Por higiene mental es conveniente asumir que no se proclamó el Estado catalán. Lo contrario nos llevaría a aceptar que Catalunya es desde ayer una república porque el Parlament no pudo avalar que se suspendiera la declaración de independencia. Su yo me lo guiso, yo me lo como fue exactamente así: “El Govern y yo mismo proponemos que el Parlament suspenda los efectos de la declaración de independencia para que en las próximas semanas emprendamos un diálogo sin el cual no es posible llegar a una solución acordada”. Cómo el Parlament pudo pronunciarse sin votar y suspender aquello por lo que no se le preguntó es otro misterio insondable.

Se decía que remover a Dalí en su tumba y arrancarle una muela para ver si había dejado descendencia sólo conseguiría desparramar el surrealismo. Como se vio ayer, más que una advertencia fue una premonición. ¡El procés ha muerto, viva el procés! Si surrealista fue una sesión plenaria en la que Puigdemont prefirió no volver a la tribuna por si fallaba con el trabalenguas y en el que se hicieron públicos los estudios de Junqueras sobre el Rh catalán, surrealista fue la posterior firma solemne de un documento por parte de los diputados de Junts pel Sí y de la CUP, con Lluís Llach de notario, en la que declaraban constituida la república que se había preferido no declarar previamente.

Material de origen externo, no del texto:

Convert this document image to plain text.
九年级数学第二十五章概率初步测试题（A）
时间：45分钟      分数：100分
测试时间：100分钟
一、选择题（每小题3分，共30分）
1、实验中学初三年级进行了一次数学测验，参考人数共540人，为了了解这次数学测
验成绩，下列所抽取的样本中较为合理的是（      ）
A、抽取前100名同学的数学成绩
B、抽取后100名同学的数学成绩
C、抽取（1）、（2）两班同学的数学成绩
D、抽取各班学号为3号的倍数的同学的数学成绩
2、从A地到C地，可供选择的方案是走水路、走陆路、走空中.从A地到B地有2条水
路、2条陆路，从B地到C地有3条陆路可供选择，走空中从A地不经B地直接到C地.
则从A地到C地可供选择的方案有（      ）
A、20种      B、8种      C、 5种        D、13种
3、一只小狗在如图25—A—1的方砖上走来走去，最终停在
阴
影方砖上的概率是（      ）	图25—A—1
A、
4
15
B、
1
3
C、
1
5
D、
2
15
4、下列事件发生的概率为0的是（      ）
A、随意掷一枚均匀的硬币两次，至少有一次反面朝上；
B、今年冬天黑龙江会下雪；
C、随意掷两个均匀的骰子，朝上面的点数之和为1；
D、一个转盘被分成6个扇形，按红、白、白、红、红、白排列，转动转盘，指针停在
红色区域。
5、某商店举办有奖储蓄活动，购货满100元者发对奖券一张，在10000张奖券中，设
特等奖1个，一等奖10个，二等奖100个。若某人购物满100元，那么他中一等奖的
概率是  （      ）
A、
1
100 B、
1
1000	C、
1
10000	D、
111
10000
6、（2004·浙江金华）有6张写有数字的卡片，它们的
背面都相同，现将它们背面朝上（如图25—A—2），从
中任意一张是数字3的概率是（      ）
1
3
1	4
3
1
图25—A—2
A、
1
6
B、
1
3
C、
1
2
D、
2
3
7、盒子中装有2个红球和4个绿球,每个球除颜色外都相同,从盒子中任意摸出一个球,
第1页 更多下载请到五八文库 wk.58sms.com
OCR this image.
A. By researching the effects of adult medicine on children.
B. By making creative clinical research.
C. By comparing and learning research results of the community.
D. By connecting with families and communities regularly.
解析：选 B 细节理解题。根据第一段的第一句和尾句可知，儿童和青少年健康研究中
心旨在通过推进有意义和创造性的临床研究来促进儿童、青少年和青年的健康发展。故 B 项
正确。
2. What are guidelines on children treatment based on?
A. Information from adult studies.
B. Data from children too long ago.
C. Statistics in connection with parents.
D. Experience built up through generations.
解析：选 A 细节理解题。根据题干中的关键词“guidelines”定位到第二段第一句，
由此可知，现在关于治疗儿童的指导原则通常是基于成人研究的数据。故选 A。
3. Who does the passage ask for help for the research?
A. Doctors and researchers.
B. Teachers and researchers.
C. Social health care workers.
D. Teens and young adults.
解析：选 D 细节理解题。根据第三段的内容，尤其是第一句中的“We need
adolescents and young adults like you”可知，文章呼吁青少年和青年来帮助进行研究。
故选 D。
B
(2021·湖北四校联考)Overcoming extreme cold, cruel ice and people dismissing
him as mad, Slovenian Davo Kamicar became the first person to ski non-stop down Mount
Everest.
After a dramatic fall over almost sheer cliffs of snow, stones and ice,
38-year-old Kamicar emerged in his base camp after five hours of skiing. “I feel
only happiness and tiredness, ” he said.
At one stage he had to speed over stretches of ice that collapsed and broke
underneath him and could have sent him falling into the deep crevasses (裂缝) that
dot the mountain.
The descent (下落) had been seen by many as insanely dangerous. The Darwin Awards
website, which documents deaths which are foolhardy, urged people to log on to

La llamada “Declaración de los representantes de Catalunya”, aunque en realidad fuera sólo de algunos, ni se registró en la Cámara ni se votó. Pretendía ser muy simbólica. ¿Qué valor tiene?, se le preguntó al diputado Quim Arrufat, entretenido en subirse por las paredes y amenazar con que la CUP no volvería a la actividad parlamentaria autonómica y dejaría en minoría Govern. “Escaso”, dijo.

Sin recelar de que la yenka de Puigdemont encierre una auténtica voluntad de diálogo y de aflojar tensiones, no es descabellado pensar que el éxodo de empresas y la escasa receptividad europea a una secesión unilateral han sido determinantes en el cambio de unos planes que, originalmente, contemplaban la proclamación formal de la república por eso del ahora o nunca. La marcha atrás y el humano temblor detectado en las piernas del president ha soliviantado a amplios sectores del independentismo. Podría ser que el sedicioso se convirtiera al mismo tiempo en un traidor de tomo y lomo. Surrealista a más no poder.

Bien con la declaración que nada declara o con la no declaración que lo dice todo, Catalunya se encamina hacia unas elecciones, ya sea por la disgregación del bloque independentista o por la respuesta del Dalí con barba de la Moncloa que, como se decía de Arafat, jamás desaprovecha la oportunidad de desaprovechar una oportunidad. Si no se proclamó la independencia no existirían motivos adicionales para desenterrar el hacha y suspender la autonomía. Y si todo formara parte de una hábil campaña de marketing del independentismo para mostrar al mundo lo represor que puede llegar a ser el Estado sería una magnífica ocasión para desactivarla.

Rajoy lleva desde anoche acampado en la encrucijada. De un lado está su carácter, muy Bartleby también, reticente a hacer algo, especialmente si supone fastidiarle las siestas; de otro, un entorno que le pide que actúe y hasta que les preste las llaves del tanque para hacer unos trompos por la Diagonal. Hoy podría ser un día estupendo para relajar a un país que ha estado al bode del ataque de nervios. Verán como viene el Gobierno y la jode.